Un mot tout bête, mais suffisamment flou pour alimenter les fantasmes de quelques-uns et les cauchemars des autres. C’est ainsi que «raisonnable», l’un des termes les plus consensuels de la langue française, est devenu un qualificatif polémique. Tout est parti d’une toute petite phrase du président de la République. Celui-ci a indiqué que son gouvernement présenterait «dans les jours qui viennent, un texte pour tirer les conclusions du refus par un demandeur d’emploi de deux offres d’emploi raisonnables». Que chacun se débrouille avec ça. Polémiqueurs et prospectiveurs, à vos plumes et micros. Ce qu’ils firent, et très largement.

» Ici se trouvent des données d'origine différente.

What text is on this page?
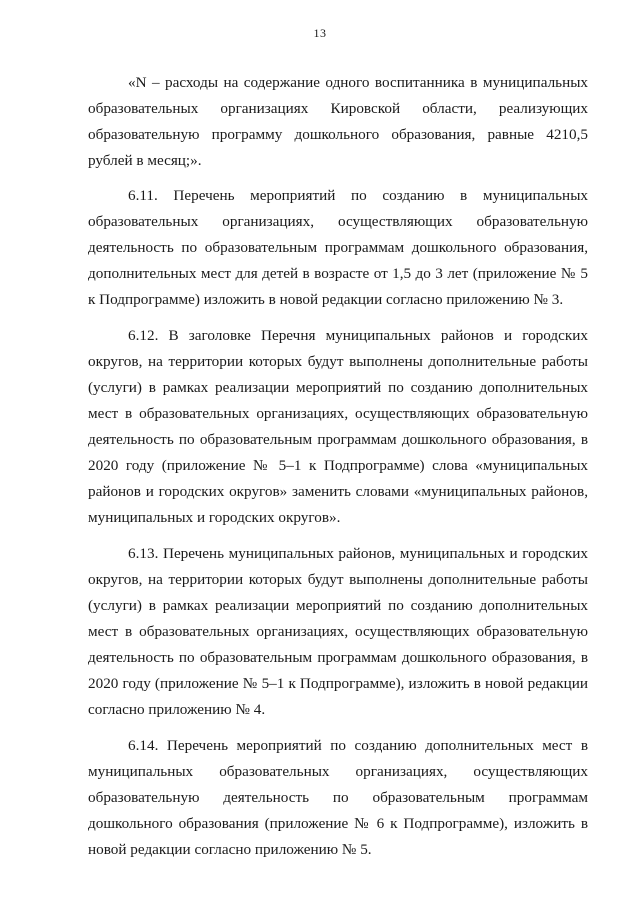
13

«N – расходы на содержание одного воспитанника в муниципальных образовательных организациях Кировской области, реализующих образовательную программу дошкольного образования, равные 4210,5 рублей в месяц;».

6.11. Перечень мероприятий по созданию в муниципальных образовательных организациях, осуществляющих образовательную деятельность по образовательным программам дошкольного образования, дополнительных мест для детей в возрасте от 1,5 до 3 лет (приложение № 5 к Подпрограмме) изложить в новой редакции согласно приложению № 3.

6.12. В заголовке Перечня муниципальных районов и городских округов, на территории которых будут выполнены дополнительные работы (услуги) в рамках реализации мероприятий по созданию дополнительных мест в образовательных организациях, осуществляющих образовательную деятельность по образовательным программам дошкольного образования, в 2020 году (приложение № 5–1 к Подпрограмме) слова «муниципальных районов и городских округов» заменить словами «муниципальных районов, муниципальных и городских округов».

6.13. Перечень муниципальных районов, муниципальных и городских округов, на территории которых будут выполнены дополнительные работы (услуги) в рамках реализации мероприятий по созданию дополнительных мест в образовательных организациях, осуществляющих образовательную деятельность по образовательным программам дошкольного образования, в 2020 году (приложение № 5–1 к Подпрограмме), изложить в новой редакции согласно приложению № 4.

6.14. Перечень мероприятий по созданию дополнительных мест в муниципальных образовательных организациях, осуществляющих образовательную деятельность по образовательным программам дошкольного образования (приложение № 6 к Подпрограмме), изложить в новой редакции согласно приложению № 5.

Premier réflexe : tenter de comprendre ce que peut bien cacher un «emploi raisonnable». Réflexe classique de tout journaliste confronté à une telle question : s’en aller faire le siège du ministère de l’Emploi et de son secrétaire d’État. Une requête qui a pris des allures de bizutage pour le très fraîchement nommé Laurent Wauquiez, qui vient de récupérer le maroquin, fort de son succès au municipales. Le fringant jeune ministre s’est lancé dans une tentative d’explications sur la plupart des ondes nationales. Selon lui, «raisonnable, cela veut dire grosso modo dans la branche professionnelle dans laquelle vous êtes». Évidemment le «grosso modo» a fait tiquer ses interlocuteurs. Et le ministre de leur répondre. «On peut aussi permettre de rebondir dans une branche plus dynamique». Fermez le ban, on n’en saura pas beaucoup plus. Quelles sont les compétences qu’il faudra «raisonnablement» laisser de côté ? Quelle sera la part de salaire qu’il faudra «raisonnablement» abandonner ? Et quelles seront les sanctions «raisonnables» que subiront les rebelles ? Sur ces points, le nouveau ministre envoyé au casse-pipe n’avait pas de réponses et ne pouvait que renvoyer tout ce petit monde au 6 mai prochain, jour de réunion programmé avec les partenaires sociaux pour discuter de ces questions.
Alors, comme à chaque grande envolée de petite phrase inachevée, c’est la rumeur qui achève le boulot. Et certains de se demander, quand d’autres l’affirment, qu’il faudra se contenter de 70% de son ancien salaire. Et que du côté des sanctions en cas de refus, la radiation pure et simple sera appliquée. Plus sereinement, nous attendrons mercredi 16 avril, date d’une réunion interministérielle programmée sur le sujet, et la fameuse concertation du 6 mai pour y voir plus clair. À moins que d’ici là, l’affaire ne retombe comme le soufflet d’un rapport Attali ou la fausse suppression d’une carte «famille nombreuse».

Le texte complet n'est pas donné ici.